Cranking up the testing

We’re going to build generators for a set of operators, and use that to generate arbitrary expressions. Once we have that, we’ll check that pretty printing the expression and parsing it back in returns the original expression.

We’ll also check that we either a parsing failure or a different expression if we delete any matched pair of parentheses from the pretty printed string in the middle of that round trip test.

That seems like it should make sure that we’re putting parentheses in the right places, and that we’re not adding any redundant parentheses.

Arbitrary operators

To start with, we’ll need an Arbitrary instance for OperatorInfo:

instance Arbitrary OperatorInfo where
  arbitrary =
    let
      genAssoc =
        elements [AssocNone, AssocLeft, AssocRight]
      genPrecedence =
        choose (0, 9)
    in
      OperatorInfo <$> genAssoc <*> genPrecedence
  shrink (OperatorInfo a p) =
    fmap (OperatorInfo a) (shrink p)

We’re going to create some code to generate a table of operators.

We’ll use a map from Strings to OperatorInfo, wrapped in a newtype so that we can write an Arbitrary instance:

import qualified Data.Map as M

newtype OperatorMap = OperatorMap {
    getOperatorMap :: M.Map String OperatorInfo
  } deriving (Eq, Show)

The entries in the map are created from one of a number of single character names and a arbitrary OperatorInfo:

genOperatorEntry :: Gen (String, OperatorInfo)
genOperatorEntry =
  (,) <$> elements (map pure "+=*&^%$#@!") <*> arbitrary

The OperatorMap is built from a non-empty list of these operators:

genOperatorMap :: Gen OperatorMap
genOperatorMap =
  fmap (OperatorMap . M.fromList) (listOf1 genOperatorEntry)

For the shrinking, we don’t want to shrink the operator names in the entries:

shrinkOperatorEntry :: (String, OperatorInfo)
                    -> [(String, OperatorInfo)]
shrinkOperatorEntry (s, oi) =
  fmap (\oi' -> (s, oi')) (shrink oi)

and we can use the shrinkList helper to build the shrinking function for the whole map:

shrinkOperatorMap :: OperatorMap
                  -> [OperatorMap]
shrinkOperatorMap (OperatorMap m) =
  fmap (OperatorMap . M.fromList) .
  filter (not . null) .
  shrinkList shrinkOperatorEntry .
  M.toList $
  m

Now we have what we need for an Arbitrary instance:

instance Arbitrary OperatorMap where
  arbitrary =
    genOperatorMap
  shrink =
    shrinkOperatorMap

Arbitrary expressions

Thus armed, we create a generic expression type. We use the lowest-effort form of generics here: String.

data Expr =
    Const Int
  | Op String Expr Expr
  deriving (Eq, Show)

We are going to need support for generation, pretty printing and parsing of Expr.

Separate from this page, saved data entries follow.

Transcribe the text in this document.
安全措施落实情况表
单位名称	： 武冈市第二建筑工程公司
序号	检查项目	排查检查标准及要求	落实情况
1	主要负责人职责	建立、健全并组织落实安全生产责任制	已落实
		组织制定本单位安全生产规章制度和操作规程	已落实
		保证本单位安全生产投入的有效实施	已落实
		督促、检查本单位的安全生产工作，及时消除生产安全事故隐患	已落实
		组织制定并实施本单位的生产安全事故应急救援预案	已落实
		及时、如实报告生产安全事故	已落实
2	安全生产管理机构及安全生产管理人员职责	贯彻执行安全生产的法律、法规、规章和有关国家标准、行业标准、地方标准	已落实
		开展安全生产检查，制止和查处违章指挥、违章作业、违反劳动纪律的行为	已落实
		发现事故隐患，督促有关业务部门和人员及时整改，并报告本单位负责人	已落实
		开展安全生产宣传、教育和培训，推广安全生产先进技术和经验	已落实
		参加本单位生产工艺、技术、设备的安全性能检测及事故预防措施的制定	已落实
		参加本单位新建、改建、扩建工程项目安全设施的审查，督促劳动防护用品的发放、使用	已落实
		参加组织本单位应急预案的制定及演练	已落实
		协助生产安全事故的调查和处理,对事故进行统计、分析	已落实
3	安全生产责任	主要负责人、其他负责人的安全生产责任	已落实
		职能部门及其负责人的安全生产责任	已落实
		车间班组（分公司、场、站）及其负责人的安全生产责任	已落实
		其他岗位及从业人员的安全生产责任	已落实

We can use the OperatorMap to generate these expressions:

genExpr :: OperatorMap
        -> Gen Expr
genExpr =
  sized .
  genExpr'

genExpr' :: OperatorMap
         -> Int
         -> Gen Expr
genExpr' _ 0 =
    Const <$> arbitrary
genExpr' om@(OperatorMap m) s =
    oneof [
      Const <$> arbitrary
    , Op <$> elements (M.keys m) <*> child2 <*> child2
    ]
  where
    s2 = s `div` 2
    child2 = genExpr' om s2

and the shrinking function is straight-forward:

shrinkExpr :: Expr
           -> [Expr]
shrinkExpr (Const _) =
  []
shrinkExpr (Op s e1 e2) =
  e1 :
  e2 :
  fmap (\e1' -> Op s e1' e2) (shrinkExpr e1) ++
  fmap (\e2' -> Op s e1 e2') (shrinkExpr e2)

Parsing and printing expressions

The OperatorMap can be turned into a pretty printer fairly mechanically:

toPrettyRules :: OperatorMap
              -> [PrettyRule Expr]
toPrettyRules (OperatorMap m) =
    intRule : map convertEntry (M.toList m)
  where
    intRule =
      PrettyRegular prettyInt
    prettyInt (Const i) =
      Just $ int i
    prettyInt _ =
      Nothing
    convertEntry (s, oi) =
      PrettyOp oi (matchOp s) (prettyOp s)
    matchOp s (Op t e1 e2)
      | s == t = Just (e1, e2)
      | otherwise = Nothing
    matchOp _ _ =
      Nothing
    prettyOp s d1 d2 =
      d1 <+> text s <+> d2

mkExprPretty :: OperatorMap
             -> Expr
             -> Doc
mkExprPretty m =
  mkPretty (toPrettyRules m)

and the same is true with the parser:

toParserRules :: TokenParsing m
              => OperatorMap
              -> [ParseRule m Expr]
toParserRules (OperatorMap m) =
    intRule : map convertEntry (M.toList m)
  where
    intRule =
      ParseRegular parseInt
    parseInt =
      (Const . fromInteger) <$> integer
    convertEntry (s, oi) =
      ParseOp oi ((\s' -> Op s') <$> symbol s)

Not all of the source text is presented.